Concerted evolution of satellite DNA in Sarcocapnos: a matter of time.

SarkOne is a genus-specific satellite-DNA family, isolated from the genomes of the species of the genus Sarcocapnos. This satellite DNA is composed of repeats with a consensus length of 855 bp and a mean G+C content of 52.5%. We have sequenced a total of 189 SarkOne monomeric repeats belonging to a total of seven species of the genus Sarcocapnos. The comparative analysis of these sequences both at the intraspecific and the interspecific levels have revealed divergence patterns between species are proportional to between-species divergence according to the phylogeny of the genus. Our study demonstrates that the molecular drive leading to the concerted-evolution pattern of this satellite DNA is a time-dependent process by which new mutations are spreading through genomes and populations at a gradual pace. However, time is a limiting factor in the observation of concerted evolution in some pairwise comparisons. Thus, pairwise comparisons of species sharing a recent common ancestor did not reveal nucleotide sites in transitional stages higher than stage III according to the Strachan's model. By contrast, there was a gradation in the percentage of upper transition stages (IV, V, VI) the more phylogenetically distant the species were. In addition, closely related species shared a high number of polymorphic sites, but these types of sites were not common when comparing more distant species. All these data are discussed in the light of current life-cycle models of satellite-DNA evolution.

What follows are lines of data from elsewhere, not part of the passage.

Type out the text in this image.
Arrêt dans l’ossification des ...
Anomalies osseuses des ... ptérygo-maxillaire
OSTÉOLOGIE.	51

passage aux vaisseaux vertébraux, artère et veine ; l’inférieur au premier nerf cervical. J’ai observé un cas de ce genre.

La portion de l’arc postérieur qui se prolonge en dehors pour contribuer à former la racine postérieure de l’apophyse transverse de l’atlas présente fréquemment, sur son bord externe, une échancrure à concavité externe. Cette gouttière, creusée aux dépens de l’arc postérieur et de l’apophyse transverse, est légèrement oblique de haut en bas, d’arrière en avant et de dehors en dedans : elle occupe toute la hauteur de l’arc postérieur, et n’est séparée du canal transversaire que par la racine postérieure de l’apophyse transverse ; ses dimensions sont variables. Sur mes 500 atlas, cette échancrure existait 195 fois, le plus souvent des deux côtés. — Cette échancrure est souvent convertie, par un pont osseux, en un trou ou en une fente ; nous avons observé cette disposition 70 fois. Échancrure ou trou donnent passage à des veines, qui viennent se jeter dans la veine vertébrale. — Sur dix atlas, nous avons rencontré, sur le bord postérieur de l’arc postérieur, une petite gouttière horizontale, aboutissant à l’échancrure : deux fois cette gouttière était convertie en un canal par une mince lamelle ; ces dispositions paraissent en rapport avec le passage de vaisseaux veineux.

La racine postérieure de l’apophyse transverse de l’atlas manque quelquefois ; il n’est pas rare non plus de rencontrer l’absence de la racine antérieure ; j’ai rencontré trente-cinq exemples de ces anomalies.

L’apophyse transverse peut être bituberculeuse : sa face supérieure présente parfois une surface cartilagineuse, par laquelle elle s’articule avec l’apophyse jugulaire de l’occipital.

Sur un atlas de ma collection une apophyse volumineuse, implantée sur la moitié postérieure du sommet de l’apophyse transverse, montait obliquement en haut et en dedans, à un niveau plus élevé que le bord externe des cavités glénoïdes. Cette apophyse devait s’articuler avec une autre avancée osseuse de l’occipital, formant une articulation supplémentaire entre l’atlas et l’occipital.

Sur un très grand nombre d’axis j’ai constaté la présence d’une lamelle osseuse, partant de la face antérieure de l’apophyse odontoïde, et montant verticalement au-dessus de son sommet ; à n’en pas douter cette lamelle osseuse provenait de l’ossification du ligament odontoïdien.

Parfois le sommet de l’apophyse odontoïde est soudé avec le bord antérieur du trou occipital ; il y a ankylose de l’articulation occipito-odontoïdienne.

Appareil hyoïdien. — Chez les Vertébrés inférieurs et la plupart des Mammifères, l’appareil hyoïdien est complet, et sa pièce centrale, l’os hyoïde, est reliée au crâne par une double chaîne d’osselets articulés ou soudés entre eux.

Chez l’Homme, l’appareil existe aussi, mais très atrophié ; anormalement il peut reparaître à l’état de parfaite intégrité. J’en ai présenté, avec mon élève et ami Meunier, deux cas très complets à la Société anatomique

Phylogeny of the tribe Fumarieae (Papaveraceae s.l.) based on chloroplast and nuclear DNA sequences: evolutionary and biogeographic implications.

PREMISE OF THE STUDY: Little research has been done at the molecular level on the tribe Fumarieae (Papaveraceae). Papaveraceae is a model plant group for studying evolutionary patterns despite the lack of a reference phylogeny for this tribe. We investigated the phylogenetic relationships within the tribe to complete the molecular data for this family in order to help understand its character evolution and biogeographic pattern. METHODS: We used maximum-parsimony and Bayesian approaches to analyze five DNA regions for 25 species representing 10 of the 11 Fumarieae genera and five outgroups. Evolutionary pathways of four characters (habit, life span, type of fruit, and number of seeds per fruit) were inferred on the phylogeny using parsimony. The ancestral distribution areas were reconstructed using dispersal-vicariance analysis. KEY RESULTS: Fumarieae is monophyletic and includes three groups that agree with the morphology-based subtribes: Discocapninae, Fumariinae, and Sarcocapninae. Within subtribes, the relationships among genera were different from those obtained with morphological data. Annual life span, nonchasmophytic habit, and a several-seeded capsule were the basal character states for the tribe. The ancestor occupied a continuous area between West Eurasia and Africa. Vicariances explain the divergence between lineages Discocapninae (South Africa) and Fumariinae-Sarcocapninae (Mediterranean), and the disjunction of Fumariinae (Mediterranean-Central Asia). CONCLUSIONS: Molecular phylogeny confirms the subtribal classification of Fumarieae based on morphology. However it provides different results regarding the relationships among genera within each subtribe, which affects the inference of the evolutionary pathway followed by the four selected characters. The disjunct distribution of the tribe is explained by different vicariance scenarios.